Facing the terrible twos for the first time can be a truly nerve-wracking experience. Not only do parents have to deal with the fact that their babies have become more independent, but they also have to navigate the often uneven avenue called toddlerhood.
Toddlerhood is not bad at all; in fact, many parents say that toddlerhood is the sweetest and best period of them all. But still, some parents experience some common difficulties associated with children aged two to four. Toddlers are often very emotional, and they also have a tendency to throw tantrums when something does not go the way they planned it.
If you are having difficulties yourself, don't despair. Do not think for a moment that you have become a bad parent because of your toddler's behavior. It will get better. Your toddler is just navigating a somewhat difficult period in his life.
He's learning and changing so much (mentally and physically) that sometimes, it's hard for him to take in and process all of these new emotions and experiences. Here are some easy ways to avoid the problems associated with the terrible twos:
1. Do not get mad at the fact that your child wants to do things his way. Be there, so that he becomes successful in his little adventures.
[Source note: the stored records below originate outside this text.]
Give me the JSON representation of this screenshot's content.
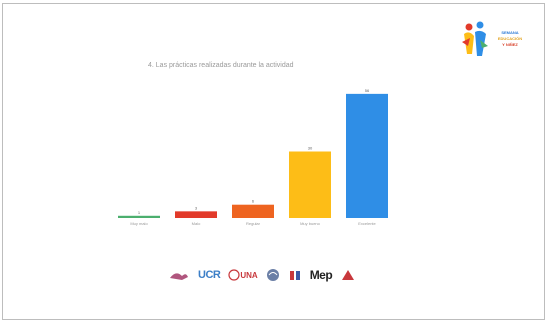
{
  "chart_data": {
    "type": "bar",
    "title": "4. Las prácticas realizadas durante la actividad",
    "categories": [
      "Muy malo",
      "Malo",
      "Regular",
      "Muy bueno",
      "Excelente"
    ],
    "values": [
      1,
      3,
      6,
      30,
      56
    ],
    "value_labels": [
      "1",
      "3",
      "6",
      "30",
      "56"
    ],
    "ylim": [
      0,
      60
    ],
    "colors": [
      "#4caf6e",
      "#e23a2a",
      "#ee6420",
      "#fdbd17",
      "#2f8ee6"
    ],
    "grid": false,
    "legend": "none"
  },
  "header_logo": {
    "lines": [
      "SEMANA",
      "EDUCACIÓN",
      "Y NIÑEZ"
    ],
    "colors": [
      "#2f7bd6",
      "#e2a21c",
      "#d8432c"
    ]
  },
  "footer_logos": {
    "ucr": "UCR",
    "una": "UNA",
    "mep": "Mep",
    "icons": [
      "institution-1-logo",
      "ucr-logo",
      "una-logo",
      "institution-4-logo",
      "institution-5-logo",
      "mep-logo",
      "institution-7-logo"
    ]
  }
}
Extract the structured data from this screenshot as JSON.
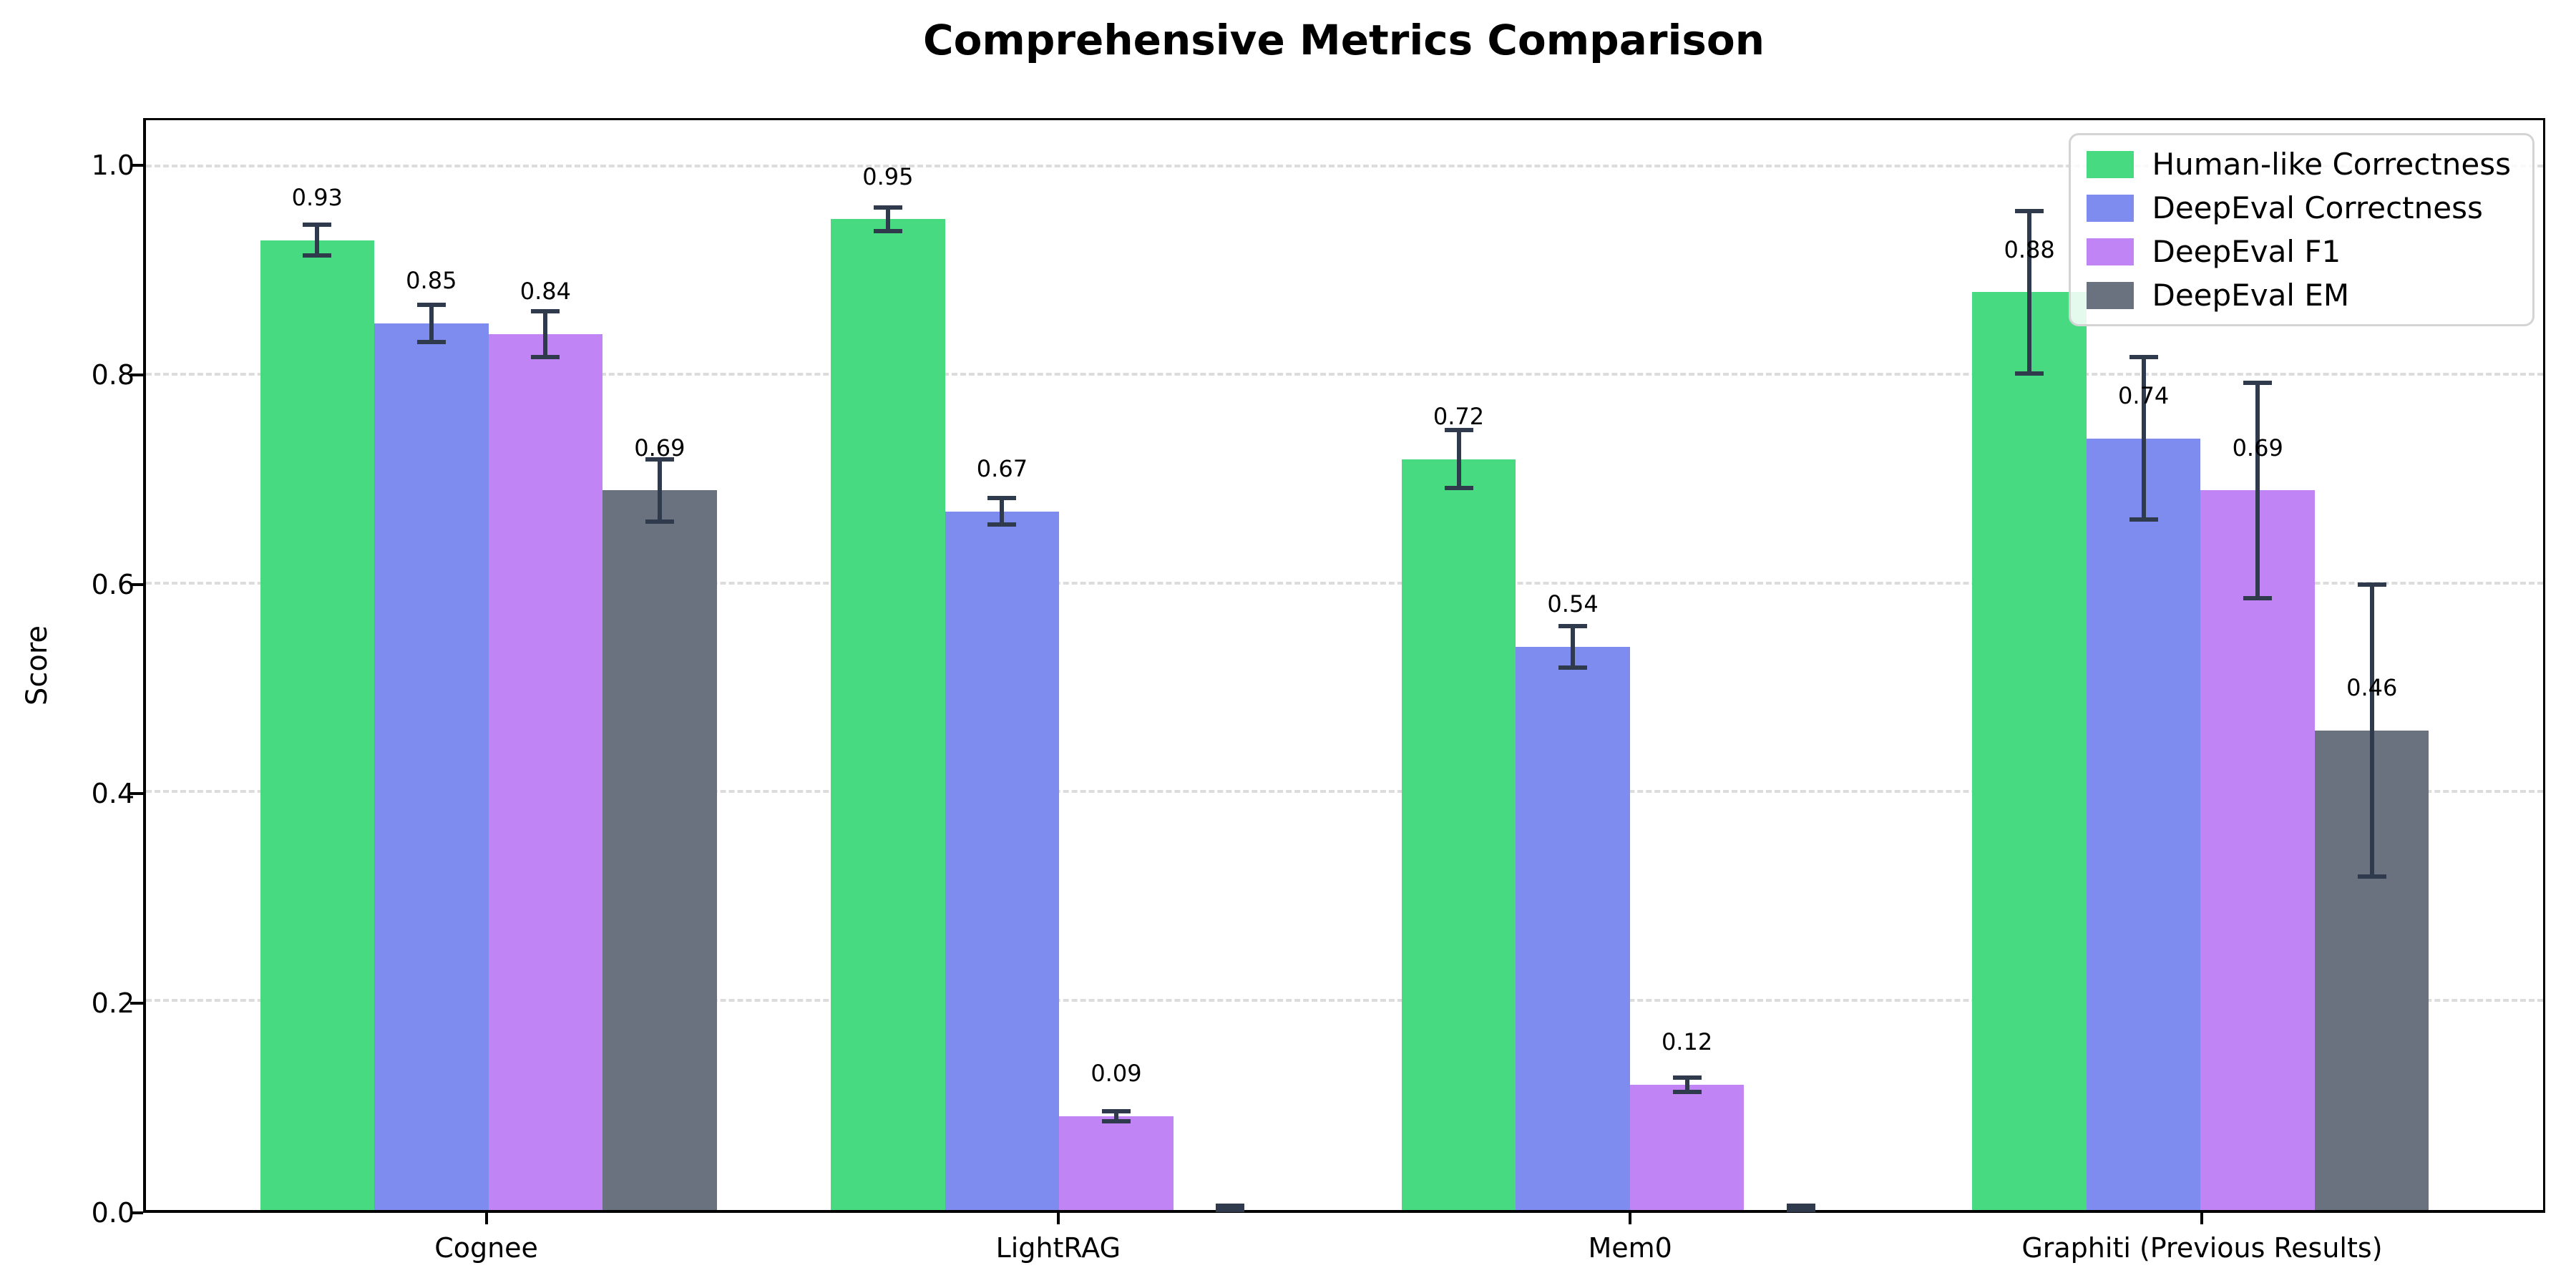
{
  "chart_data": {
    "type": "bar",
    "title": "Comprehensive Metrics Comparison",
    "ylabel": "Score",
    "xlabel": "",
    "categories": [
      "Cognee",
      "LightRAG",
      "Mem0",
      "Graphiti (Previous Results)"
    ],
    "series": [
      {
        "name": "Human-like Correctness",
        "color": "#48da81",
        "values": [
          0.93,
          0.95,
          0.72,
          0.88
        ],
        "errors": [
          0.015,
          0.011,
          0.028,
          0.078
        ],
        "labels": [
          "0.93",
          "0.95",
          "0.72",
          "0.88"
        ]
      },
      {
        "name": "DeepEval Correctness",
        "color": "#7e8bef",
        "values": [
          0.85,
          0.67,
          0.54,
          0.74
        ],
        "errors": [
          0.018,
          0.013,
          0.02,
          0.078
        ],
        "labels": [
          "0.85",
          "0.67",
          "0.54",
          "0.74"
        ]
      },
      {
        "name": "DeepEval F1",
        "color": "#c084f5",
        "values": [
          0.84,
          0.09,
          0.12,
          0.69
        ],
        "errors": [
          0.022,
          0.005,
          0.007,
          0.103
        ],
        "labels": [
          "0.84",
          "0.09",
          "0.12",
          "0.69"
        ]
      },
      {
        "name": "DeepEval EM",
        "color": "#6a7280",
        "values": [
          0.69,
          0.0,
          0.0,
          0.46
        ],
        "errors": [
          0.03,
          0.004,
          0.004,
          0.14
        ],
        "labels": [
          "0.69",
          null,
          null,
          "0.46"
        ]
      }
    ],
    "yticks": [
      "0.0",
      "0.2",
      "0.4",
      "0.6",
      "0.8",
      "1.0"
    ],
    "ylim": [
      0,
      1.045
    ],
    "grid": "horizontal-dashed",
    "legend_position": "upper-right",
    "error_bar_color": "#2f3b4c",
    "grid_color": "#dcdcdc",
    "axis_color": "#000000",
    "background_color": "#ffffff"
  }
}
Toddlers may seem pesky at times, but often, their escapades are quite harmless. Learn to adapt to the increased activity of your toddler, and you're already halfway down the road to successfully surviving the terrible twos.
2. Spend both a good quantity of time, as well as quality time with your child. Some parents think that ten minutes of quality time every day is enough, as long as the parent shows full attention. This is not true. Children need to be with their parents for longer periods of time.
Also, don't be mad at your child for constantly calling for you. Toddlers only need twenty to thirty seconds of your time whenever they tell you something, or when they show you something they've done. Giving in to these little things helps a child tremendously.
3. Tantrums occur because of pent-up emotions. Sure, toddlers don't pay taxes, and they don't have to deal with tough bosses. But that doesn't mean that they don't experience the negative emotions that we all go through.
When a toddler is unable to hold in his emotions, his emotions will suddenly explode in what is popularly called a tantrum. When a child throws a tantrum, just keep quite and let him finish.
4. Strategic ignoring works if you want to correct a child's language and behavior. For example, if your child suddenly says “damn” even if no one has said it around him, he's trying to find out what kind of reaction he will get from you if he uses that word.
Children have no idea what “damn” means, so if you ignore it, he will not use it again unless he hears the word frequently enough around your home.
5. Toddlers love routine. If you can create a consistent routine at home, your toddler will be much easier to handle, I'm sure of it.